Through contless hours of surfing the web i found that the cheapest, and in my opinion best option is to get a 12 volt deer feeder battery from tractor supply. Its priced around $40 with its rechargable cable. From what i heard it will last for 4 to 5 trips....but a lot depends on the draw of your fishfinder and how much you use it. I think they weigh 4lbs and its leak proof/ opperates in any position. Which is good for the stream if you ever tip your yak.

Another, cute, option is to run 8 aa batteries in a series to power your fishfinder. It weighs nearly nothing. Some people will seal them in a container to make them waterproof. This method only lasts 2 trips or so. Do the math and if you fish a lot, your going to spend a small fortune on batteries.

Just telling you what i have read/researched. I'm sure others will chime in with their experiences. Looking foward to hearing what others are doing as well.


----------



## monsterKAT11 (Jun 20, 2004)

I had the same exact experience as montagc. I am also using a lead acid battery. 12v 17/AH I believe. Can be recharged with a trickle charger I bought one on amazon for 20 bucks. I have also seen lead acids for 17 bucks online. Mine also ran over 24 hours on high illumination. It's a garmin echo 150 btw.


----------



## Bowhunter57 (Feb 9, 2011)

Here's what I'm using...it's a lunch pail from Walmart with the battery from my Troy-Bilt ridermower. The ice pack compartment holds my Eagle 350c screen. All of the wiring and transducer are fixed onto my kayak. All I have to do is sit the battery in the kayak, plug in the screen and connect to the battery with the alligator clamps and slide it up inside the hull. The "battery bag" has a hard plastic box to contain the battery and it all weighs about 15 lbs. and lasts for about 6 hrs. of fishing. It gets charged when I mow the grass, but when I'm not mowing I put it on a charger. 



















Bowhunter57


----------



## Nubes (Dec 3, 2012)

I use a GPS 12 volt in a Pelican 1120 waterproof case. My Lowance fish finder has gone 3 long days without a recharge but it really depends on how much juice your finder uses. Mine is a simple Lowrance Mark 4 black and white but if got a Hummingbird with 3D imagining you might barely get through a full day with a 12 volt??


----------



## Snakecharmer (Apr 9, 2008)

Cabela's has theirs in the bargain cave with a charger for $28


----------



## rustyfish (Apr 27, 2004)

Love me some bargain cave!


----------



## Snakecharmer (Apr 9, 2008)

rustyfish said:


> Love me some bargain cave!


I see they also have 2 batteries and the charger for $33....

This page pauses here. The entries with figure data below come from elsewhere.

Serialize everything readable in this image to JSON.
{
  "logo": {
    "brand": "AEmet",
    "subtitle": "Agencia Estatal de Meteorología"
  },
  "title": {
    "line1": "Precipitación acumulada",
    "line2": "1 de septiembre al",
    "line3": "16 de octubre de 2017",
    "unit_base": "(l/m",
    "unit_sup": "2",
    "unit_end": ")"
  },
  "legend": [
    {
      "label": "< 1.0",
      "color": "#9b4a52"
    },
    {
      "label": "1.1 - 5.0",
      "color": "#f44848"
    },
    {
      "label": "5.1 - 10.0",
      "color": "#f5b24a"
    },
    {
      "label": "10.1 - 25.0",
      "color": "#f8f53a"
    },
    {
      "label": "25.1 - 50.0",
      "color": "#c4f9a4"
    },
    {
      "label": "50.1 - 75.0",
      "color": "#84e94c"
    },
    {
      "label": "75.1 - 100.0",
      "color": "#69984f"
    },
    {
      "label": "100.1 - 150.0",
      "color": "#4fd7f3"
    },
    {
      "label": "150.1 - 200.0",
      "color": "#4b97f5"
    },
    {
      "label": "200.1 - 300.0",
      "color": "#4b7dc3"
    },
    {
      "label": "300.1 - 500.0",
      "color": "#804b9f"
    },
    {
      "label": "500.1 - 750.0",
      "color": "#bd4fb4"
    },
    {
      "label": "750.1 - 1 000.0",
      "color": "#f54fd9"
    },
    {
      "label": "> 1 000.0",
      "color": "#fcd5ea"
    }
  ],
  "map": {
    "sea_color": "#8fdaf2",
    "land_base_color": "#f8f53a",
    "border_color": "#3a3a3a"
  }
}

12v 8amp 4" tall x6" long x2.5" wide


----------



## ski (May 13, 2004)

I'm in the process of getting a battery for mine. I'm headed over to cabelas when they open and buy one of their batteries with a charger. Cheap and seem to work for others.
Ski


Posted using Outdoor Hub Campfire


----------



## ski (May 13, 2004)

Normally two batteries with charger is $55 and 1 battery with charger is $33. 


Posted using Outdoor Hub Campfire


----------